What you are trying to do A mockserver is stopped after running a suite of integration tests.

MockServer version 5.12.0

To Reproduce Steps to reproduce the issue:

  1. Starting a mock server in a Scala project.
  2. Running the integration tests on JDK 11.
  3. Stopping the mock server.
  4. Seeing the below log output.
  5. Tests succeed.

Expected behaviour No warning about illegal reflective access. We want to update to JDK 17 soon.

MockServer Log

WARNING: An illegal reflective access operation has occurred
WARNING: Illegal reflective access by org.mockserver.socket.tls.KeyAndCertificateFactoryFactory (file:/home/runner/.cache/coursier/v1/https/repo1.maven.org/maven2/org/mock-server/mockserver-core/5.12.0/mockserver-core-5.12.0.jar) to constructor sun.security.util.DerValue(byte,java.lang.String)
WARNING: Please consider reporting this to the maintainers of org.mockserver.socket.tls.KeyAndCertificateFactoryFactory
WARNING: Use --illegal-access=warn to enable warnings of further illegal reflective access operations
WARNING: All illegal access operations will be denied in a future release
jamesdbloom commented 2 years ago

This is sadly due to poor implementation inside the Java JDK. There is actually no way to test if access to certain classes is allowed without this error appearing despite the fact that the code is only checking the access and then adapting if there is no access. For some reason the JDK authors thought it would be a good idea to log the output in such a way that it was never realistically possible to configure.

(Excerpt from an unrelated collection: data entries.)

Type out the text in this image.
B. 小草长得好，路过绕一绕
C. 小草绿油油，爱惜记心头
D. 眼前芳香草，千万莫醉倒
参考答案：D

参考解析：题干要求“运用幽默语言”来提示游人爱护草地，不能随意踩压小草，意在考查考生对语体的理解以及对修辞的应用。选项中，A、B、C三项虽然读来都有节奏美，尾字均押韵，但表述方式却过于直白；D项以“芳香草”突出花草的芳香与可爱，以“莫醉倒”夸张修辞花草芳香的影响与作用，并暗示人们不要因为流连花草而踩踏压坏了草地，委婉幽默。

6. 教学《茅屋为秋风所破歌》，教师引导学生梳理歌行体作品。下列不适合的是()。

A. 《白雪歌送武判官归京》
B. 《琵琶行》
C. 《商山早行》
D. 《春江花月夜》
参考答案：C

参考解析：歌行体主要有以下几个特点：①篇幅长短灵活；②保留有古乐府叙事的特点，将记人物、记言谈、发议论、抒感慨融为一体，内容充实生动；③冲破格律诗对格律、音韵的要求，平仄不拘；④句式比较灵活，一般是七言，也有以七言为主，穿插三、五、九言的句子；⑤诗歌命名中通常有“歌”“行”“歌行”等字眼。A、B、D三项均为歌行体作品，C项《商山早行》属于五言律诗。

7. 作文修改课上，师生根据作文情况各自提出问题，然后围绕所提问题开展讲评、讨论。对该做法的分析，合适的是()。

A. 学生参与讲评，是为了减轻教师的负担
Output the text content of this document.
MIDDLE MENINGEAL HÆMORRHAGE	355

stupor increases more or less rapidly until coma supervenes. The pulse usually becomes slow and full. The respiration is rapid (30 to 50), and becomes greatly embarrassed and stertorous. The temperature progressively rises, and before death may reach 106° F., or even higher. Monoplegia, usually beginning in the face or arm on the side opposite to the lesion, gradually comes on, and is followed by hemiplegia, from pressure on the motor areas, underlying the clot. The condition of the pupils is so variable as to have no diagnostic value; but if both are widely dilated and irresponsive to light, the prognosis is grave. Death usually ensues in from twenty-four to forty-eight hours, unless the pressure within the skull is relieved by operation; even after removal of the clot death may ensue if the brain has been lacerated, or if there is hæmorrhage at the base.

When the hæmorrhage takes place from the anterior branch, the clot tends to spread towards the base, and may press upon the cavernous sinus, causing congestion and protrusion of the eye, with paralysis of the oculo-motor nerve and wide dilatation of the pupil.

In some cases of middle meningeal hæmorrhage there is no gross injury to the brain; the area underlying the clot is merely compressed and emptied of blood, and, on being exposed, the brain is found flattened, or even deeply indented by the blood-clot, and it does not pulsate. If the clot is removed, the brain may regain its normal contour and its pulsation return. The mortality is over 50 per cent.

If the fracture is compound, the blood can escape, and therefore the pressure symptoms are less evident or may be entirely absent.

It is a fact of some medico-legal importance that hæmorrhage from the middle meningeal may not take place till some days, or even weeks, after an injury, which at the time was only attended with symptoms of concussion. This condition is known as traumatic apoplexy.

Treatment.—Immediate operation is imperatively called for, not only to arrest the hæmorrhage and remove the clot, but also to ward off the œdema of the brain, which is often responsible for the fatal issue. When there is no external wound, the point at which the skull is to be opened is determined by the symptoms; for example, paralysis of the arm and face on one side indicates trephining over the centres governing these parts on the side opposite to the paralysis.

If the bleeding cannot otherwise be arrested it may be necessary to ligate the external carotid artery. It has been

In addition the reason this needs to be checked at all is because the introduction of modules in Java which breaks backwards compatibility in a massive way and makes it impossible to create libraries that support both Java 8 and 11+. In my opinion the whole approach to modules in Java is over opinionated and unnecessarily restrictive without achieving the aim / principles really needed, I suspect it may probably cause Java adoption to reduce over time.

This issue is now resolved however in the latest SNAPSHOT version by including a massive library to do all the TLS logic, called Bouncy Castle, previous this was done using JDK classes which kept the size of MockServer smaller.

If you use the SNAPSHOT version which will be released in 3-4 weeks then this output does not happen.

saeltz commented 2 years ago

This issue is now resolved however in the latest SNAPSHOT version

Thanks!

xtermi2 commented 2 years ago

A Workarount is to go back to 5.11.2 until the next release is out, this works for us with JDK 16.

jamesdbloom commented 2 years ago

This is only a warning output by the JVM and it should not stop MockServer which has been tested with Java 17. It due to the poor way this has been implemented in the JDK so there is no way to test is access is possible without this warning being output. MockServer handle the failure and adjusts in the case access is not possible and outputs a message if it is required for bouncy caste to be available in the classpath.

xtermi2 commented 2 years ago

@jamesdbloom Hmm, when I use 5.12.0 togehther with Java 16/17 I get this exception. Thought this is related with this issue.